The domestic lies at the heart of Burgis’ & Pedan’s interest: Their partially molten or somehow fluid and peculiarly warped synthetic interiors, with deformed and at times newly articulated objects, are borrowed from the common household: tables, shelves, chairs, wall panels, and sculptures made of resin, wood, foam, and metal. The objects belong to the everyday while blurring at the same time, as if reflected by a distorting mirror. Burgis & Pedan create a kind of obscure interior, which could be described as a psychologically crooked space.

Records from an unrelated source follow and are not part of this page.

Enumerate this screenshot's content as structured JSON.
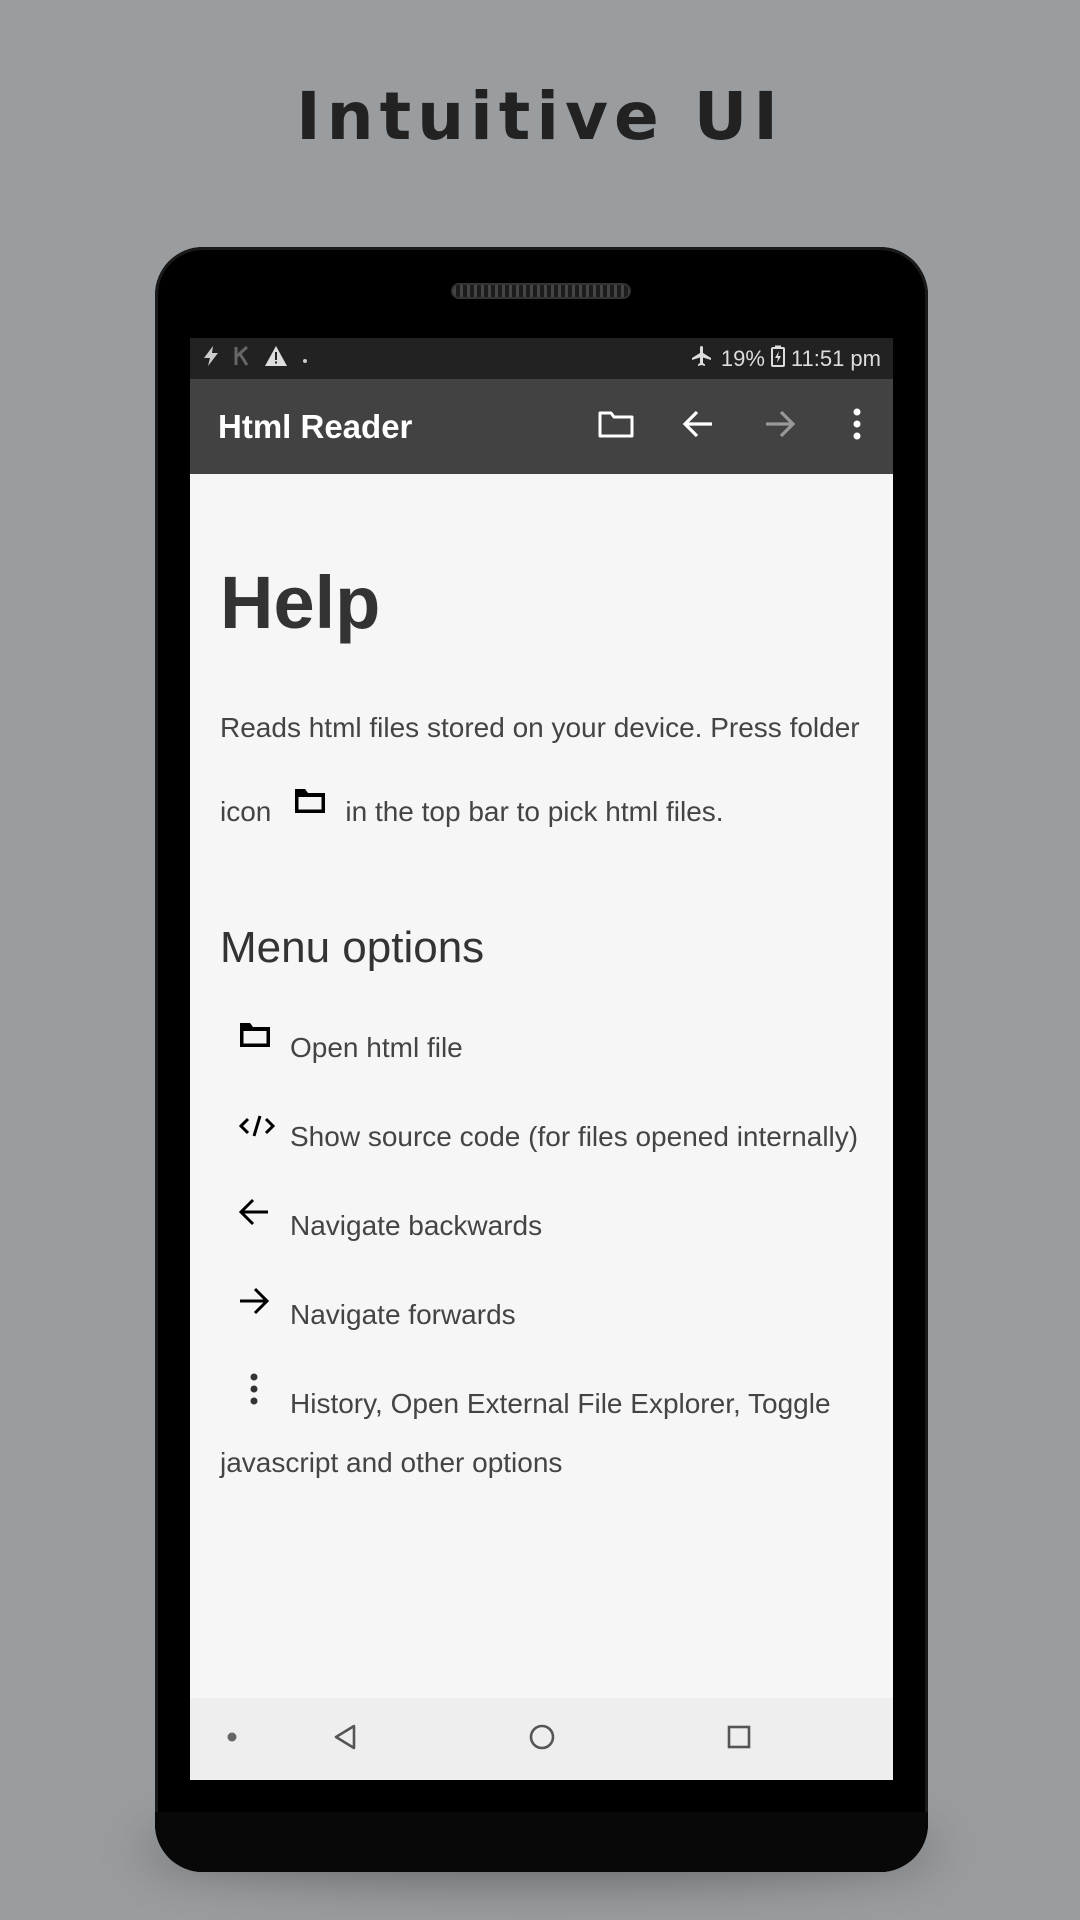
{
  "headline": "Intuitive UI",
  "status_bar": {
    "battery": "19%",
    "time": "11:51 pm"
  },
  "app_bar": {
    "title": "Html Reader",
    "actions": [
      "folder-icon",
      "arrow-back-icon",
      "arrow-forward-icon",
      "more-vert-icon"
    ]
  },
  "help": {
    "title": "Help",
    "intro_part1": "Reads html files stored on your device. Press folder icon",
    "intro_part2": "in the top bar to pick html files.",
    "menu_title": "Menu options",
    "options": [
      {
        "icon": "folder-icon",
        "label": "Open html file"
      },
      {
        "icon": "code-icon",
        "label": "Show source code (for files opened internally)"
      },
      {
        "icon": "arrow-back-icon",
        "label": "Navigate backwards"
      },
      {
        "icon": "arrow-forward-icon",
        "label": "Navigate forwards"
      },
      {
        "icon": "more-vert-icon",
        "label": "History, Open External File Explorer, Toggle javascript and other options"
      }
    ]
  },
  "colors": {
    "background": "#9a9da0",
    "app_bar": "#424242",
    "status_bar": "#222222",
    "screen": "#f6f6f6"
  }
}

As such, the installation Golf Musk has been conceived as an interior that reflects the story and lifestyle of a fictional character. A dominant person, who prefers to play behind the curtain, doesn’t pay attention to his surroundings and to this house lovingly outfitted with expensive materials and objects. A shoe lies abandoned on the floor while stains of red wine spread out over the carpet. Oddly enough, marks of a tyre crisscross the room, leaving with it a trail of mud, vestiges of a motorbike seemingly driving straight into this “living room”. Several signs suggest the social status of the fictitious character: a painting with an image of a golf course, pseudodesign objects, a rusty hashtag that hangs like a corporate logo in a massive reception area of a global player, concrete skeletons of unfinished high-rises – perhaps the results of failed investments. Through their artistic processing, inverted proportions, and the dirt sticking to them, these objects appear as toys.
The word “Musk” in the title hints to the nature of the fictitious character. Burgis & Pedan associate the word “musky” with older men meeting each other in a whisky bar, smoking cigars and discussing secrets – an atmosphere filled with virile potency. A scene that might remind one of an “Evil Clown” who actually governs on another continent: a powerful person who sees the world as his personal game board.
What sets the environments of Burgis & Pedan apart is their use of dirt as a symbol and means to break through hierarchies – an aspect of their humour that pulls through all parts of the exhibition. The dirt in Golf Musk is both real and lived out – hairs, old shoes, rubbish, metal dust –, but this domestic dirt is used in such a way that is dissolves the borders between the trashy and the careful, the crafty and the industrial, the serious and the trivial. The soft net, spun out over the walls and stained with tire marks, grass, and dust, looks like as a result of a child’s lively playing with the walls in his bedroom. The cute dogs – one of them seemingly morphed with a swine – are seating objects as well as silent observers of the events that occur in the space. The ambivalence between the sweet and the dirty, hard and soft is reminiscent of the film aesthetics of David Cronenberg, crossed with the literature of Philip K. Dick. As such, the shrivelled furnishings of designer lounges, space decoration, paintings, garden chairs, and half-finished brutalist high-rises raise the question of what is simply a toy, an everyday commodity or already considered as art. And so Golf Musk tells narratives of childlike desire, of excess, of material prosperity, and of social, musky decadence, as well as the joy of all expression of art.
Golf Musk is Ben Burgis’ & Ksenia Pedan’s first institutional solo exhibition in Germany. Their last exhibitions took place at Raven Row, London (2017). Jerwood Space, London (2017) and at the gallery Union Pacific, London (2016).